O romance de Steinbeck ‘As Uvas da Ira’ tem sido o tema de muita atenção crítica. Muitos dos detratores do romance concentraram suas críticas não em suas falhas literárias, mas em sua política (Zirakzadeh). Na época da publicação do romance e nos anos seguintes, tais críticos condenaram a expressão de Steinbeck sobre as falhas do capitalismo. A história da família Joad é em grande parte uma denúncia do sistema sócio-econômico injusto que é vital para uma economia capitalista. De acordo com Karl Marx, o agricultor independente representou o último obstáculo restante para realizar o sonho do proprietário capitalista de transformar toda a classe trabalhadora americana em uma mercadoria (368). Ao detalhar a situação da classe agrícola, Steinbeck previu o futuro do sistema econômico americano, no qual o trabalhador se tornaria mais marginalizado e alienado e o poder econômico seria colocado nas mãos de uma minoria cada vez mais reduzida. Um tema primordial do romance é que tanto a responsabilidade quanto a recompensa deveriam ser compartilhadas equitativamente; uma visão que está em contraste direto com a estrutura subjacente de proprietário/empregado do capitalismo. O compromisso de Steinbeck com a crença de que o estado natural da humanidade é mais útil do que explorador, é perfeitamente simbolizado pela infame cena final do romance, na qual Rose of Sharon literalmente dá do leite da bondade humana. A implicação do ato de Rose of Sharon é que as dificuldades enfrentadas pelos Joads e outras famílias poderiam ter sido evitadas, ou pelo menos atenuadas, se os bancos estivessem dispostos a tratar os agricultores como seres humanos em vez de mercadorias.

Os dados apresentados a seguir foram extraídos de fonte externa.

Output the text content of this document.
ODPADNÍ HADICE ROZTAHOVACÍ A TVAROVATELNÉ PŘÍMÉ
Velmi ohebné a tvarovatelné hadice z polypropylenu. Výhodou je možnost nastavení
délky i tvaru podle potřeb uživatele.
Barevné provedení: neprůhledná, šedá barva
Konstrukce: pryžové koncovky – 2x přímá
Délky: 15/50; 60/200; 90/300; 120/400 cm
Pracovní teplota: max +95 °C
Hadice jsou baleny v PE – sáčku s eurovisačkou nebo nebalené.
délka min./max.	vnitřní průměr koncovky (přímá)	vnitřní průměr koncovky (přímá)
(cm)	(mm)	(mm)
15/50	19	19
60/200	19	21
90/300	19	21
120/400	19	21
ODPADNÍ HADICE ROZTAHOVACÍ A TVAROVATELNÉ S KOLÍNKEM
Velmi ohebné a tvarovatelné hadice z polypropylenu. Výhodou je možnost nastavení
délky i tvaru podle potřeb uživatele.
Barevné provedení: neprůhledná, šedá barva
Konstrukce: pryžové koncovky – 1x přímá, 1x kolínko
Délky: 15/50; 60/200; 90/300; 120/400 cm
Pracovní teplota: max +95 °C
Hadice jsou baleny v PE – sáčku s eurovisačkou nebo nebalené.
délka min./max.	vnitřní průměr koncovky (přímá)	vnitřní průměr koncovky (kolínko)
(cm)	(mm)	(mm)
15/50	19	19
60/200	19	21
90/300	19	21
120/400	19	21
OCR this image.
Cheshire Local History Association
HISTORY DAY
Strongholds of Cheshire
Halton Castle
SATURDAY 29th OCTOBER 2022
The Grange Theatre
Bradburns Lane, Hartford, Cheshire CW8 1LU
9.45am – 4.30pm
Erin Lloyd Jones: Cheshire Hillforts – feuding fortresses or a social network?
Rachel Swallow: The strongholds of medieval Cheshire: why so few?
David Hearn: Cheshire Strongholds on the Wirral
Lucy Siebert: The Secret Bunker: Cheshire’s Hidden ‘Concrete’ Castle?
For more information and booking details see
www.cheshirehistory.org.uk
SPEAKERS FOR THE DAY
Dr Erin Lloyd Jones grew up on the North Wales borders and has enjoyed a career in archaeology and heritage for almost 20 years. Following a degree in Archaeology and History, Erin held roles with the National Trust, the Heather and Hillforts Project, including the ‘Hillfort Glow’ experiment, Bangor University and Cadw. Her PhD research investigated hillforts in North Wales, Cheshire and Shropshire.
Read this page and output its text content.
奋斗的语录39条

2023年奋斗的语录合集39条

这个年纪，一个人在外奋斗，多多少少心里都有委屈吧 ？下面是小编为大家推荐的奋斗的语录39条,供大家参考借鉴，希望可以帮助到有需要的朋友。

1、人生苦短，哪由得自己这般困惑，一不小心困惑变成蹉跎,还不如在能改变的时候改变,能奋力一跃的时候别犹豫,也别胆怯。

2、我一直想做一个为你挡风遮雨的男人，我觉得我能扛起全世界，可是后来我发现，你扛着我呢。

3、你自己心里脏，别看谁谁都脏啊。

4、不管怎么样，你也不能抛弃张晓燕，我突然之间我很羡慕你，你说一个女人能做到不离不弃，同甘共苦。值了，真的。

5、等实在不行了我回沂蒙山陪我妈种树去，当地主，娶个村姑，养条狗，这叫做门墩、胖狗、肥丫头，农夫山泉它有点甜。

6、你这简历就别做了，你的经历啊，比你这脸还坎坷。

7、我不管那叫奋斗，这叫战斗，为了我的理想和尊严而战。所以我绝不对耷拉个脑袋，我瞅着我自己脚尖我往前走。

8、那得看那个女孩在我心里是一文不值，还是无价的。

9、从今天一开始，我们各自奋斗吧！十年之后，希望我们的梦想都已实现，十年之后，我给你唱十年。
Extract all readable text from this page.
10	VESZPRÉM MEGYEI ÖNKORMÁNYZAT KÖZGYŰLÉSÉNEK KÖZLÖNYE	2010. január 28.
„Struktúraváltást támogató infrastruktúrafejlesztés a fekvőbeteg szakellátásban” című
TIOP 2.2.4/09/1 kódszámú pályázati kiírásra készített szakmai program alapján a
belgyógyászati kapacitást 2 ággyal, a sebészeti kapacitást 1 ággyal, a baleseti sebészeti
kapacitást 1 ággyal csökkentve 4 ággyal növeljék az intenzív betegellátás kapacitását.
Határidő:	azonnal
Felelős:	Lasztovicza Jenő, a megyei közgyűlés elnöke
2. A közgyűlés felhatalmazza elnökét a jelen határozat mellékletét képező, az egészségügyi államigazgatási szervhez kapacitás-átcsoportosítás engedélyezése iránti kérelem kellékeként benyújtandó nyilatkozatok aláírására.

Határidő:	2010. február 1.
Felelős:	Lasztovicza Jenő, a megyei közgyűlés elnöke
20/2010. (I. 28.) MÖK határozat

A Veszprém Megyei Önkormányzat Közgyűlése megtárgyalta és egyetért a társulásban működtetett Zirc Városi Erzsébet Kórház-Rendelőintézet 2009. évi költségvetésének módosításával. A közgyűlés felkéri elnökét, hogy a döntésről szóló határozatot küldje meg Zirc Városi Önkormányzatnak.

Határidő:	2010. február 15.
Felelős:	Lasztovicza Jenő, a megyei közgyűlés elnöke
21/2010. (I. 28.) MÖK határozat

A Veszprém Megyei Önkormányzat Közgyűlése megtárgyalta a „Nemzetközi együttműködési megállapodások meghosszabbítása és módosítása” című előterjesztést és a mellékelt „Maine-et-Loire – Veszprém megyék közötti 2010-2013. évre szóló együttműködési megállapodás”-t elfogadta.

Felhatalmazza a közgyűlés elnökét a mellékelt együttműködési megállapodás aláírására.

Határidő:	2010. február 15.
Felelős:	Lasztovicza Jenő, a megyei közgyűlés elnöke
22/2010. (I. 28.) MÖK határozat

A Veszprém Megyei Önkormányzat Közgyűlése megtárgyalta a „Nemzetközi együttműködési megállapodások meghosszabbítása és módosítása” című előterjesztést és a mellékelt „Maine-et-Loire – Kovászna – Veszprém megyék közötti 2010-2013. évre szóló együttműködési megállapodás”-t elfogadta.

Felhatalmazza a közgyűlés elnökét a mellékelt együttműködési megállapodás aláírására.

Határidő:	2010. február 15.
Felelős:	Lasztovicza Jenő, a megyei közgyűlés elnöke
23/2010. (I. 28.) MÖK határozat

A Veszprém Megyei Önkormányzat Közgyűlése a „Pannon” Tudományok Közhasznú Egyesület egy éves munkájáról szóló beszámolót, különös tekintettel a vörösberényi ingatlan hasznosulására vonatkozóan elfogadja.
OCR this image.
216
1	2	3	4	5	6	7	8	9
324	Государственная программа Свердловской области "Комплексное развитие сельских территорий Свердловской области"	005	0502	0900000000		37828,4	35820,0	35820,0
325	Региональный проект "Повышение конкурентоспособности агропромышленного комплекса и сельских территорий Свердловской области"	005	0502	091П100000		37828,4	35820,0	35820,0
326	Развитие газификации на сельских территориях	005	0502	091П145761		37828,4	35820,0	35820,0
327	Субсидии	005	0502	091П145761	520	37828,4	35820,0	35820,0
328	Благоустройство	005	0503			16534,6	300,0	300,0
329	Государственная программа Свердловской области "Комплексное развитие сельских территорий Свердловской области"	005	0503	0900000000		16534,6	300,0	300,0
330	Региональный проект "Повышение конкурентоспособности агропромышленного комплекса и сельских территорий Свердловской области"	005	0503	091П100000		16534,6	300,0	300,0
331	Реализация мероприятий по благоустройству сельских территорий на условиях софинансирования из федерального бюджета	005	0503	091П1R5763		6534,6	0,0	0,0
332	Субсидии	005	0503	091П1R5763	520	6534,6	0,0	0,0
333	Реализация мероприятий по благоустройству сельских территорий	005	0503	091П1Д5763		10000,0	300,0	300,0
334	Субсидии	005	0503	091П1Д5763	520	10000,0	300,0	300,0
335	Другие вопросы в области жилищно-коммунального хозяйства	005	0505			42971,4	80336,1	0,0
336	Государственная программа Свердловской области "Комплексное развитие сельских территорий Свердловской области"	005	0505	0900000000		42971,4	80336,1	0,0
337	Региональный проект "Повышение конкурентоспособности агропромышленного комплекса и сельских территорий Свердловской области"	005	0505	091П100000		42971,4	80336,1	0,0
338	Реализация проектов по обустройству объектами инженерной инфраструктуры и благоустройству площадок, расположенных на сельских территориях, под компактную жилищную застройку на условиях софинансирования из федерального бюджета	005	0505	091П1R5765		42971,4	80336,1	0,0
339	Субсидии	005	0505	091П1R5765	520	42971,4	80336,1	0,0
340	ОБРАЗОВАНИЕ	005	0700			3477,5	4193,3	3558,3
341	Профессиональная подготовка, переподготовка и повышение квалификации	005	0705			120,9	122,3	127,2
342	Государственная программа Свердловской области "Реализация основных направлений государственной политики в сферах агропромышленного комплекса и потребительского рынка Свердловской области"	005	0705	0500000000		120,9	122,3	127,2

O contexto histórico do romance é fundamental para qualquer compreensão crítica da narrativa. Steinbeck emprega uma estrutura narrativa que alterna entre a história da família Joad e capítulos que apresentam ao leitor uma compreensão mais profunda das condições sócio-econômicas da América empobrecida. Estes capítulos têm uma função vital ao forçar o leitor a se envolver intelectualmente com os eventos históricos que levaram os Joad ao seu estado atual. Os capítulos não-narrativos fornecem não somente uma valiosa lição de história, mas também levam Steinbeck a dizer que as instituições econômicas e políticas da América não são projetadas para ajudar o indivíduo, mas para manter o lucro, qualquer que seja o custo humano (Johnson 9).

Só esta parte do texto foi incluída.